When evaluating limits involving exponential functions, identify the dominant terms and analyze the growth rates of the terms in the numerator and denominator.

Answer 1

We are given the limit expression: \[ \lim_{n \to \infty} \frac{6^n - 9x - 7^n + 1}{\sqrt{2} - \sqrt{11} + \cos n} \] To evaluate this limit, we analyze the behavior of the numerator and denominator as \( n \to \infty \): 
- The terms \( 6^n \) and \( 7^n \) grow exponentially as \( n \) increases, while the terms involving \( x \) and constants become insignificant in comparison. 
Hence, the dominant term in the numerator will be \( 6^n - 7^n \). 
- In the denominator, \( \sqrt{2} - \sqrt{11} + \cos n \) is bounded, since \( \cos n \) oscillates between -1 and 1. 
Therefore, the denominator remains finite.
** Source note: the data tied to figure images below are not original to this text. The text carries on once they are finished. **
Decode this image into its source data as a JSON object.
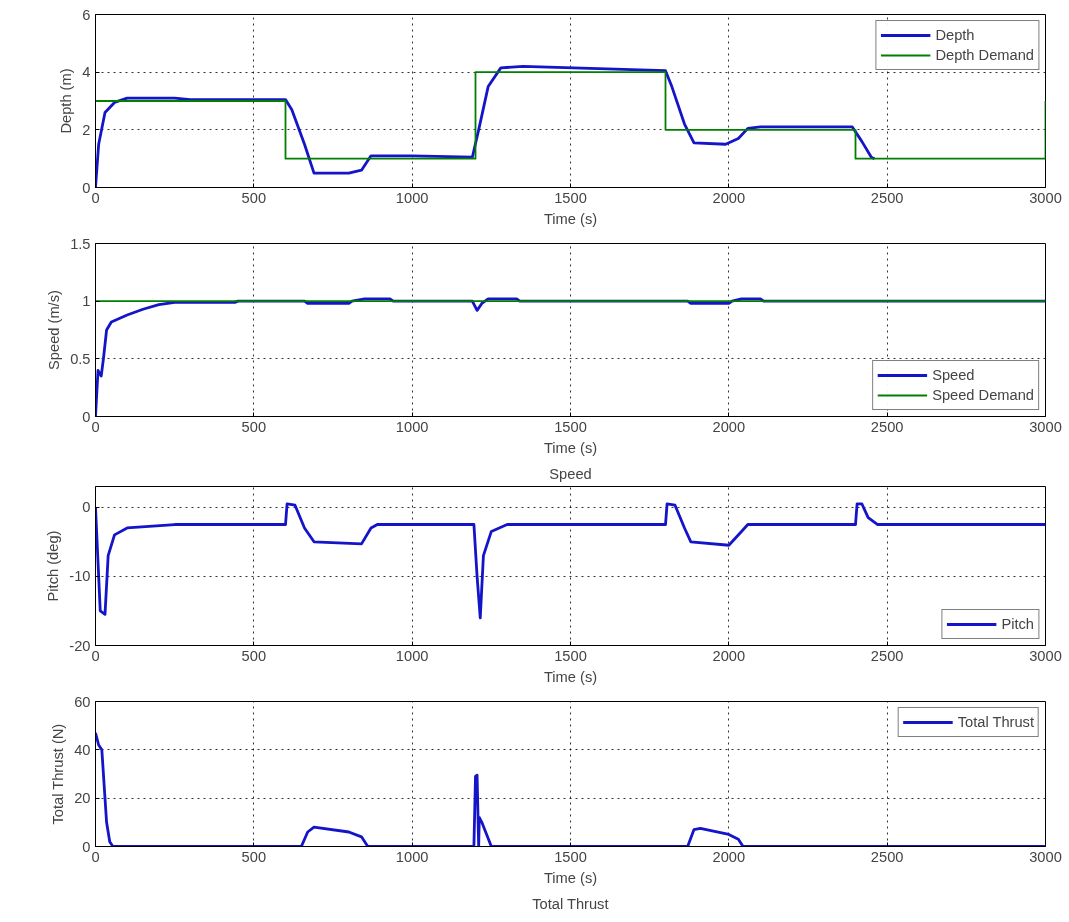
{
  "chart_data": [
    {
      "type": "line",
      "xlabel": "Time (s)",
      "ylabel": "Depth (m)",
      "xlim": [
        0,
        3000
      ],
      "xticks": [
        0,
        500,
        1000,
        1500,
        2000,
        2500,
        3000
      ],
      "ylim": [
        0,
        6
      ],
      "yticks": [
        0,
        2,
        4,
        6
      ],
      "grid": true,
      "legend": "top right",
      "line_style": "solid",
      "series": [
        {
          "name": "Depth",
          "color": "#1414c8",
          "x": [
            0,
            10,
            30,
            60,
            100,
            250,
            300,
            600,
            620,
            660,
            690,
            800,
            840,
            870,
            1000,
            1190,
            1210,
            1240,
            1280,
            1350,
            1800,
            1820,
            1860,
            1890,
            1990,
            2030,
            2060,
            2100,
            2390,
            2420,
            2450,
            2460
          ],
          "values": [
            0,
            1.5,
            2.6,
            2.95,
            3.1,
            3.1,
            3.05,
            3.05,
            2.7,
            1.5,
            0.5,
            0.5,
            0.6,
            1.1,
            1.1,
            1.05,
            2,
            3.5,
            4.15,
            4.2,
            4.05,
            3.5,
            2.2,
            1.55,
            1.5,
            1.7,
            2.05,
            2.1,
            2.1,
            1.6,
            1.05,
            1
          ]
        },
        {
          "name": "Depth Demand",
          "color": "#007f00",
          "x": [
            0,
            600,
            600,
            1200,
            1200,
            1800,
            1800,
            2400,
            2400,
            3000,
            3000
          ],
          "values": [
            3,
            3,
            1,
            1,
            4,
            4,
            2,
            2,
            1,
            1,
            3
          ]
        }
      ]
    },
    {
      "type": "line",
      "xlabel": "Time (s)",
      "ylabel": "Speed (m/s)",
      "xlim": [
        0,
        3000
      ],
      "xticks": [
        0,
        500,
        1000,
        1500,
        2000,
        2500,
        3000
      ],
      "ylim": [
        0,
        1.5
      ],
      "yticks": [
        0,
        0.5,
        1,
        1.5
      ],
      "grid": true,
      "legend": "bottom right",
      "line_style": "solid",
      "series": [
        {
          "name": "Speed",
          "color": "#1414c8",
          "x": [
            0,
            8,
            18,
            25,
            35,
            50,
            100,
            150,
            200,
            250,
            440,
            450,
            660,
            670,
            800,
            810,
            850,
            930,
            940,
            1190,
            1205,
            1220,
            1240,
            1330,
            1340,
            1870,
            1880,
            2000,
            2010,
            2040,
            2100,
            2110,
            3000
          ],
          "values": [
            0,
            0.4,
            0.35,
            0.5,
            0.75,
            0.82,
            0.88,
            0.93,
            0.97,
            0.99,
            0.99,
            1,
            1,
            0.98,
            0.98,
            1,
            1.02,
            1.02,
            1,
            1,
            0.92,
            0.98,
            1.02,
            1.02,
            1,
            1,
            0.98,
            0.98,
            1,
            1.02,
            1.02,
            1,
            1
          ]
        },
        {
          "name": "Speed Demand",
          "color": "#007f00",
          "x": [
            0,
            3000
          ],
          "values": [
            1,
            1
          ]
        }
      ]
    },
    {
      "type": "line",
      "title": "Speed",
      "xlabel": "Time (s)",
      "ylabel": "Pitch (deg)",
      "xlim": [
        0,
        3000
      ],
      "xticks": [
        0,
        500,
        1000,
        1500,
        2000,
        2500,
        3000
      ],
      "ylim": [
        -20,
        3
      ],
      "yticks": [
        -20,
        -10,
        0
      ],
      "grid": true,
      "legend": "bottom right",
      "line_style": "solid",
      "series": [
        {
          "name": "Pitch",
          "color": "#1414c8",
          "x": [
            0,
            5,
            15,
            30,
            40,
            60,
            100,
            250,
            600,
            605,
            630,
            660,
            690,
            840,
            870,
            890,
            1195,
            1205,
            1215,
            1225,
            1250,
            1300,
            1800,
            1805,
            1830,
            1860,
            1880,
            2000,
            2040,
            2060,
            2400,
            2405,
            2420,
            2440,
            2470,
            3000
          ],
          "values": [
            0,
            -5,
            -15,
            -15.5,
            -7,
            -4,
            -3,
            -2.5,
            -2.5,
            0.5,
            0.3,
            -3,
            -5,
            -5.3,
            -3,
            -2.5,
            -2.5,
            -10,
            -16,
            -7,
            -3.5,
            -2.5,
            -2.5,
            0.5,
            0.3,
            -3,
            -5,
            -5.5,
            -3.5,
            -2.5,
            -2.5,
            0.5,
            0.5,
            -1.5,
            -2.5,
            -2.5
          ]
        }
      ]
    },
    {
      "type": "line",
      "xlabel": "Time (s)",
      "ylabel": "Total Thrust (N)",
      "xlim": [
        0,
        3000
      ],
      "xticks": [
        0,
        500,
        1000,
        1500,
        2000,
        2500,
        3000
      ],
      "ylim": [
        0,
        60
      ],
      "yticks": [
        0,
        20,
        40,
        60
      ],
      "grid": true,
      "legend": "top right",
      "line_style": "solid",
      "annotations": [
        "Total Thrust"
      ],
      "series": [
        {
          "name": "Total Thrust",
          "color": "#1414c8",
          "x": [
            0,
            10,
            20,
            35,
            45,
            55,
            650,
            670,
            690,
            800,
            840,
            860,
            1195,
            1200,
            1205,
            1210,
            1212,
            1220,
            1250,
            1870,
            1890,
            1910,
            2000,
            2030,
            2045,
            3000
          ],
          "values": [
            47,
            42,
            40,
            10,
            2,
            0,
            0,
            6,
            8,
            6,
            4,
            0,
            0,
            29,
            29.5,
            0,
            12,
            10,
            0,
            0,
            7,
            7.5,
            5,
            3,
            0,
            0
          ]
        }
      ]
    }
  ]
}
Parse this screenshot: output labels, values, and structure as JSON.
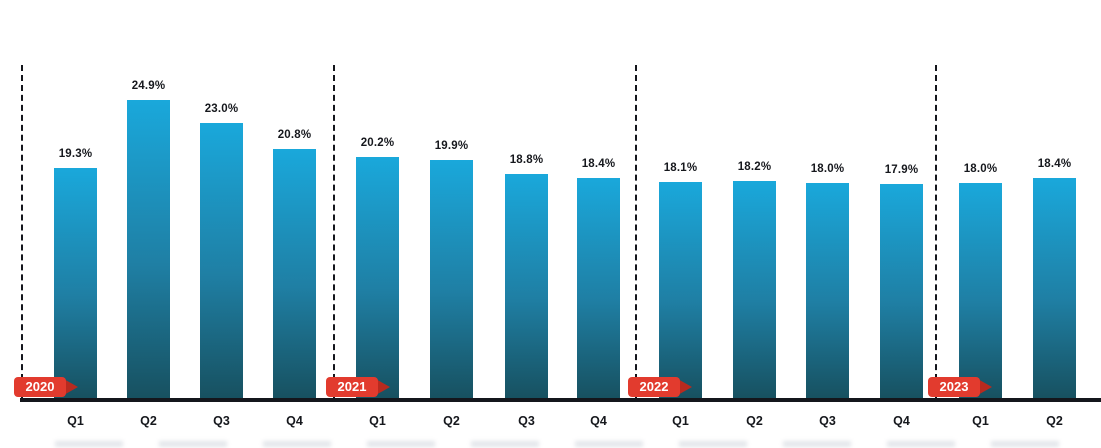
{
  "chart_data": {
    "type": "bar",
    "title": "",
    "xlabel": "",
    "ylabel": "",
    "unit": "%",
    "ylim": [
      0,
      25
    ],
    "grid": false,
    "legend": false,
    "groups": [
      {
        "year": "2020",
        "quarters": [
          "Q1",
          "Q2",
          "Q3",
          "Q4"
        ],
        "values": [
          19.3,
          24.9,
          23.0,
          20.8
        ],
        "labels": [
          "19.3%",
          "24.9%",
          "23.0%",
          "20.8%"
        ]
      },
      {
        "year": "2021",
        "quarters": [
          "Q1",
          "Q2",
          "Q3",
          "Q4"
        ],
        "values": [
          20.2,
          19.9,
          18.8,
          18.4
        ],
        "labels": [
          "20.2%",
          "19.9%",
          "18.8%",
          "18.4%"
        ]
      },
      {
        "year": "2022",
        "quarters": [
          "Q1",
          "Q2",
          "Q3",
          "Q4"
        ],
        "values": [
          18.1,
          18.2,
          18.0,
          17.9
        ],
        "labels": [
          "18.1%",
          "18.2%",
          "18.0%",
          "17.9%"
        ]
      },
      {
        "year": "2023",
        "quarters": [
          "Q1",
          "Q2"
        ],
        "values": [
          18.0,
          18.4
        ],
        "labels": [
          "18.0%",
          "18.4%"
        ]
      }
    ]
  },
  "colors": {
    "background": "#ffffff",
    "bar_gradient_top": "#1aa8db",
    "bar_gradient_mid": "#1f7fa4",
    "bar_gradient_bottom": "#17505f",
    "axis_line": "#14161c",
    "separator_dash": "#14161c",
    "year_tag_body": "#e23b2e",
    "year_tag_tip": "#b92a1f",
    "year_tag_text": "#ffffff",
    "value_label_text": "#16181d",
    "quarter_label_text": "#16181d"
  }
}
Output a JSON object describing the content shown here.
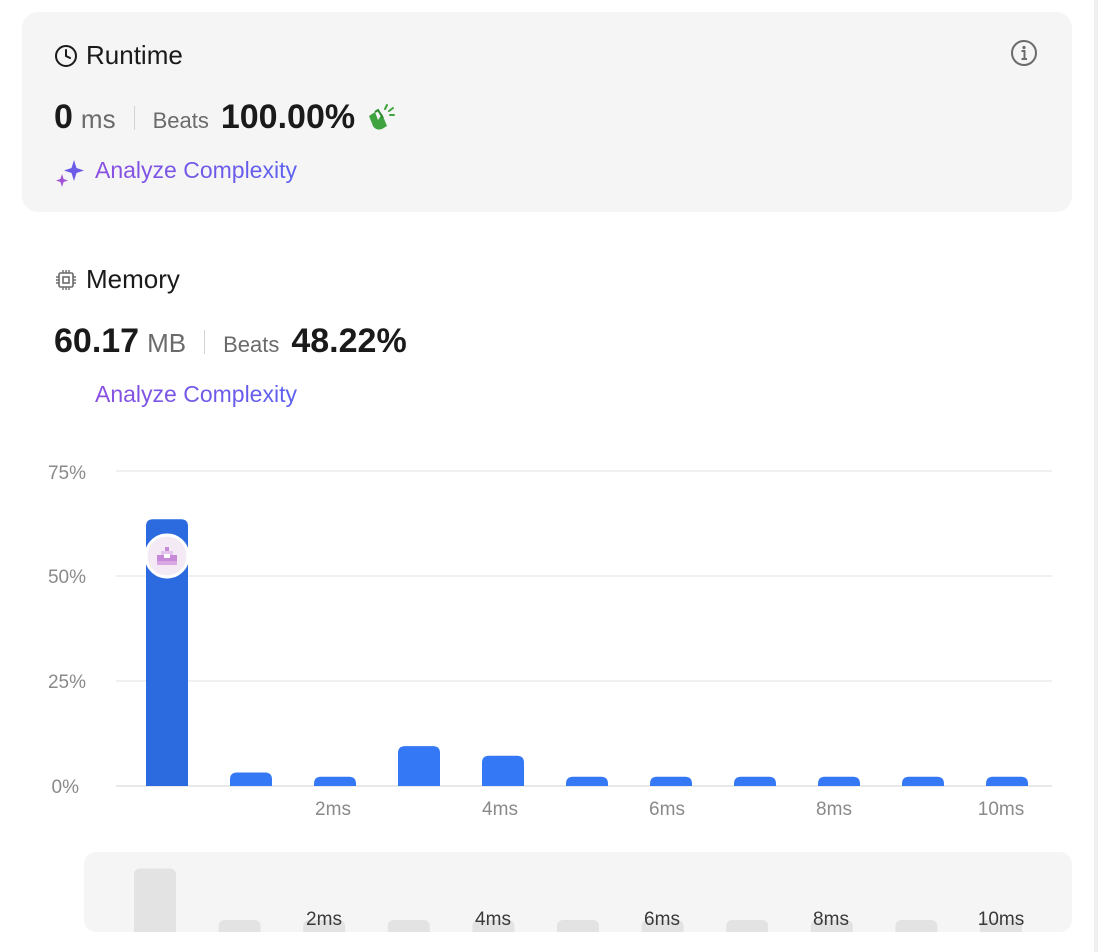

Since the numerator grows exponentially, while the denominator stays bounded, the limit of the expression as \( n \to \infty \) will tend to infinity: \[ \lim_{n \to \infty} \frac{6^n - 9x - 7^n + 1}{\sqrt{2} - \sqrt{11} + \cos n} = \infty \] 
Thus, the value of the limit is \( \infty \).